Prime Minister, Tun Dr Mahathir Mohamad said the government would establish a single system to hire foreign workers without differentiating source countries. He said the government is currently facing problems with illegal foreign workers and has decided to set up a common system. He added that the government had suspended the current system of 10 agents authorised for recruitment of workers from Bangladesh and was looking at opening up to all agents instead.
“However, this has resulted in a monopolistic situation with some charging as high as RM20,000. “So, we want to open up to all agents there to allow competition,” said Dr Mahathir.
It was reported that since late 2016, more than 10,000 Bangladeshi workers have been brought into the country under the system, while more than 100,000 people are waiting for their turn. It was also reported that some of the 10 authorised agents were merely fly-by-night companies created solely to rake in money by playing middleman between the workers and their prospective employers in Malaysia.

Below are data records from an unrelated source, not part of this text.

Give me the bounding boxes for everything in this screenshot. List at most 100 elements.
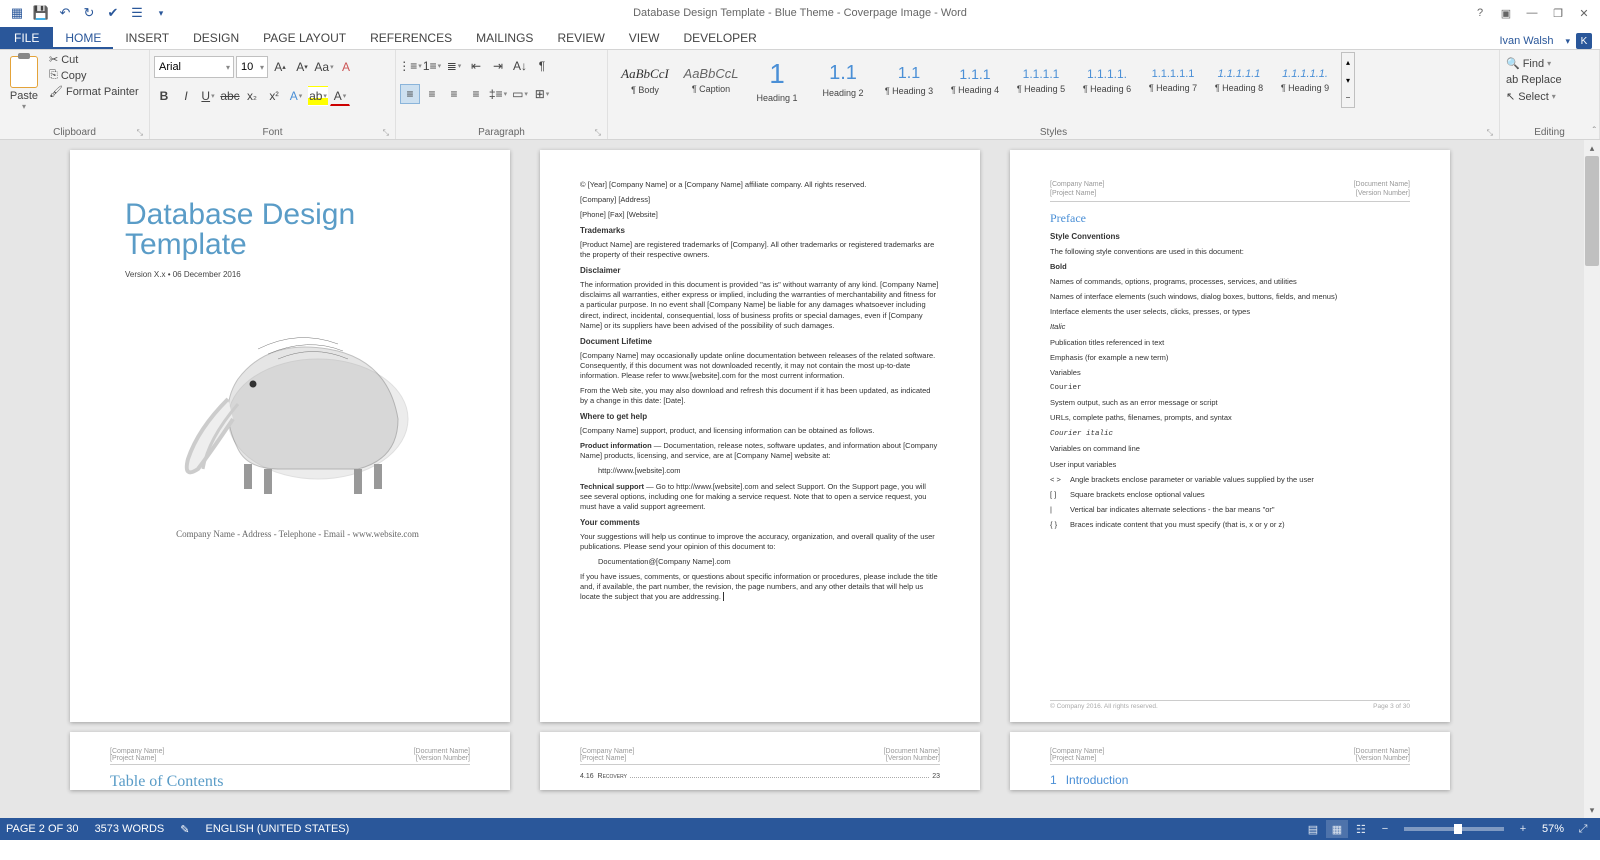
tab-page-layout[interactable]: PAGE LAYOUT — [251, 27, 358, 49]
line-spacing-button[interactable]: ‡≡ — [488, 84, 508, 104]
style-item[interactable]: 1.1.1¶ Heading 4 — [942, 52, 1008, 108]
page-3[interactable]: [Company Name][Project Name] [Document N… — [1010, 150, 1450, 722]
user-name[interactable]: Ivan Walsh — [1499, 35, 1553, 47]
style-item[interactable]: 1.1.1.1.1.¶ Heading 9 — [1272, 52, 1338, 108]
redo-icon[interactable]: ↻ — [78, 2, 100, 24]
style-item[interactable]: 1.1Heading 2 — [810, 52, 876, 108]
minimize-icon[interactable]: — — [1520, 2, 1544, 24]
borders-button[interactable]: ⊞ — [532, 84, 552, 104]
style-item[interactable]: 1.1.1.1.¶ Heading 6 — [1074, 52, 1140, 108]
zoom-out-button[interactable]: − — [1374, 820, 1396, 838]
select-button[interactable]: ↖Select▾ — [1504, 89, 1558, 104]
word-count[interactable]: 3573 WORDS — [95, 823, 165, 835]
style-item[interactable]: 1Heading 1 — [744, 52, 810, 108]
scroll-down-icon[interactable]: ▾ — [1584, 802, 1600, 818]
user-avatar[interactable]: K — [1576, 33, 1592, 49]
tab-design[interactable]: DESIGN — [181, 27, 251, 49]
show-marks-button[interactable]: ¶ — [532, 56, 552, 76]
justify-button[interactable]: ≡ — [466, 84, 486, 104]
scroll-up-icon[interactable]: ▴ — [1584, 140, 1600, 156]
cut-button[interactable]: ✂Cut — [47, 52, 141, 67]
launcher-icon[interactable]: ⤡ — [383, 128, 389, 138]
tab-review[interactable]: REVIEW — [545, 27, 616, 49]
find-button[interactable]: 🔍Find▾ — [1504, 56, 1553, 71]
grow-font-button[interactable]: A▴ — [270, 57, 290, 77]
format-painter-button[interactable]: 🖌Format Painter — [47, 84, 141, 99]
zoom-level[interactable]: 57% — [1542, 823, 1564, 835]
italic-button[interactable]: I — [176, 86, 196, 106]
gallery-down-icon[interactable]: ▾ — [1342, 71, 1354, 89]
fit-page-button[interactable]: ⤢ — [1572, 820, 1594, 838]
shading-button[interactable]: ▭ — [510, 84, 530, 104]
page-2[interactable]: © [Year] [Company Name] or a [Company Na… — [540, 150, 980, 722]
spelling-icon[interactable]: ✔︎ — [102, 2, 124, 24]
scroll-thumb[interactable] — [1585, 156, 1599, 266]
font-name-combo[interactable]: Arial — [154, 56, 234, 78]
ribbon-options-icon[interactable]: ▣ — [1494, 2, 1518, 24]
gallery-more-icon[interactable]: ⎯ — [1342, 89, 1354, 107]
help-icon[interactable]: ? — [1468, 2, 1492, 24]
zoom-in-button[interactable]: + — [1512, 820, 1534, 838]
bullets-button[interactable]: ⋮≡ — [400, 56, 420, 76]
style-item[interactable]: 1.1.1.1.1¶ Heading 8 — [1206, 52, 1272, 108]
save-icon[interactable]: 💾 — [30, 2, 52, 24]
launcher-icon[interactable]: ⤡ — [137, 128, 143, 138]
text-effects-button[interactable]: A — [286, 86, 306, 106]
sort-button[interactable]: A↓ — [510, 56, 530, 76]
page-5[interactable]: [Company Name][Project Name][Document Na… — [540, 732, 980, 790]
style-item[interactable]: AaBbCcI¶ Body — [612, 52, 678, 108]
tab-file[interactable]: FILE — [0, 27, 53, 49]
tab-developer[interactable]: DEVELOPER — [671, 27, 768, 49]
launcher-icon[interactable]: ⤡ — [1487, 128, 1493, 138]
paste-button[interactable]: Paste ▾ — [4, 52, 44, 111]
tab-references[interactable]: REFERENCES — [358, 27, 464, 49]
language-indicator[interactable]: ENGLISH (UNITED STATES) — [205, 823, 349, 835]
launcher-icon[interactable]: ⤡ — [595, 128, 601, 138]
page-indicator[interactable]: PAGE 2 OF 30 — [6, 823, 79, 835]
word-icon[interactable]: ▦ — [6, 2, 28, 24]
tab-view[interactable]: VIEW — [617, 27, 672, 49]
strike-button[interactable]: abc — [220, 86, 240, 106]
print-layout-button[interactable]: ▦ — [1326, 820, 1348, 838]
touch-icon[interactable]: ☰ — [126, 2, 148, 24]
increase-indent-button[interactable]: ⇥ — [488, 56, 508, 76]
proofing-icon[interactable]: ✎ — [180, 823, 189, 836]
align-right-button[interactable]: ≡ — [444, 84, 464, 104]
tab-mailings[interactable]: MAILINGS — [464, 27, 545, 49]
copy-button[interactable]: ⎘Copy — [47, 68, 141, 83]
multilevel-button[interactable]: ≣ — [444, 56, 464, 76]
restore-icon[interactable]: ❐ — [1546, 2, 1570, 24]
styles-gallery[interactable]: AaBbCcI¶ BodyAaBbCcL¶ Caption1Heading 11… — [612, 52, 1338, 112]
tab-insert[interactable]: INSERT — [113, 27, 181, 49]
shrink-font-button[interactable]: A▾ — [292, 57, 312, 77]
collapse-ribbon-icon[interactable]: ˆ — [1593, 126, 1596, 137]
superscript-button[interactable]: x² — [264, 86, 284, 106]
font-size-combo[interactable]: 10 — [236, 56, 268, 78]
align-center-button[interactable]: ≡ — [422, 84, 442, 104]
decrease-indent-button[interactable]: ⇤ — [466, 56, 486, 76]
web-layout-button[interactable]: ☷ — [1350, 820, 1372, 838]
document-canvas[interactable]: Database Design Template Version X.x • 0… — [0, 140, 1600, 818]
read-mode-button[interactable]: ▤ — [1302, 820, 1324, 838]
align-left-button[interactable]: ≡ — [400, 84, 420, 104]
clear-formatting-button[interactable]: A — [336, 57, 356, 77]
page-1[interactable]: Database Design Template Version X.x • 0… — [70, 150, 510, 722]
highlight-button[interactable]: ab — [308, 86, 328, 106]
zoom-thumb[interactable] — [1454, 824, 1462, 834]
font-color-button[interactable]: A — [330, 86, 350, 106]
qat-customize-icon[interactable]: ▾ — [150, 2, 172, 24]
replace-button[interactable]: abReplace — [1504, 73, 1564, 87]
style-item[interactable]: 1.1¶ Heading 3 — [876, 52, 942, 108]
style-item[interactable]: AaBbCcL¶ Caption — [678, 52, 744, 108]
page-6[interactable]: [Company Name][Project Name][Document Na… — [1010, 732, 1450, 790]
style-item[interactable]: 1.1.1.1¶ Heading 5 — [1008, 52, 1074, 108]
numbering-button[interactable]: 1≡ — [422, 56, 442, 76]
style-item[interactable]: 1.1.1.1.1¶ Heading 7 — [1140, 52, 1206, 108]
close-icon[interactable]: ✕ — [1572, 2, 1596, 24]
underline-button[interactable]: U — [198, 86, 218, 106]
vertical-scrollbar[interactable]: ▴ ▾ — [1584, 140, 1600, 818]
page-4[interactable]: [Company Name][Project Name][Document Na… — [70, 732, 510, 790]
gallery-up-icon[interactable]: ▴ — [1342, 53, 1354, 71]
change-case-button[interactable]: Aa — [314, 57, 334, 77]
bold-button[interactable]: B — [154, 86, 174, 106]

The prime minister also noted that the government would be forming an independent committee chaired by either a top government official, former judge or secretary-general, to be handled under the Institute of Labour Market Information and Analysis (ILMIA). “This is to have an overview on the policies and management of foreign workers. “We need to address these problems. We need the committee to address the issues,” he said. A ministerial joint committee between the Home Ministry and the Human Resource Ministry would be set up, added Tun Dr Mahathir.
On foreign workers from Nepal, Tun Dr Mahathir said the government would soon sign a memorandum of understanding (MoU) with the country to address the issue of foreign workers. “We want to have a government-to-government agreement just like we have with Bangladesh, but the system will be the same,” he said. Last month, it was reported that the government of Nepal had barred its workers from coming to Malaysia with immediate effect. The move came about as the Nepalese government expressed its unhappiness with the “restrictive” immigration requirements its workers faced before they can be gainfully employed in the country. This includes having to go through a private company for security and medical check-ups as part of the visa requirement.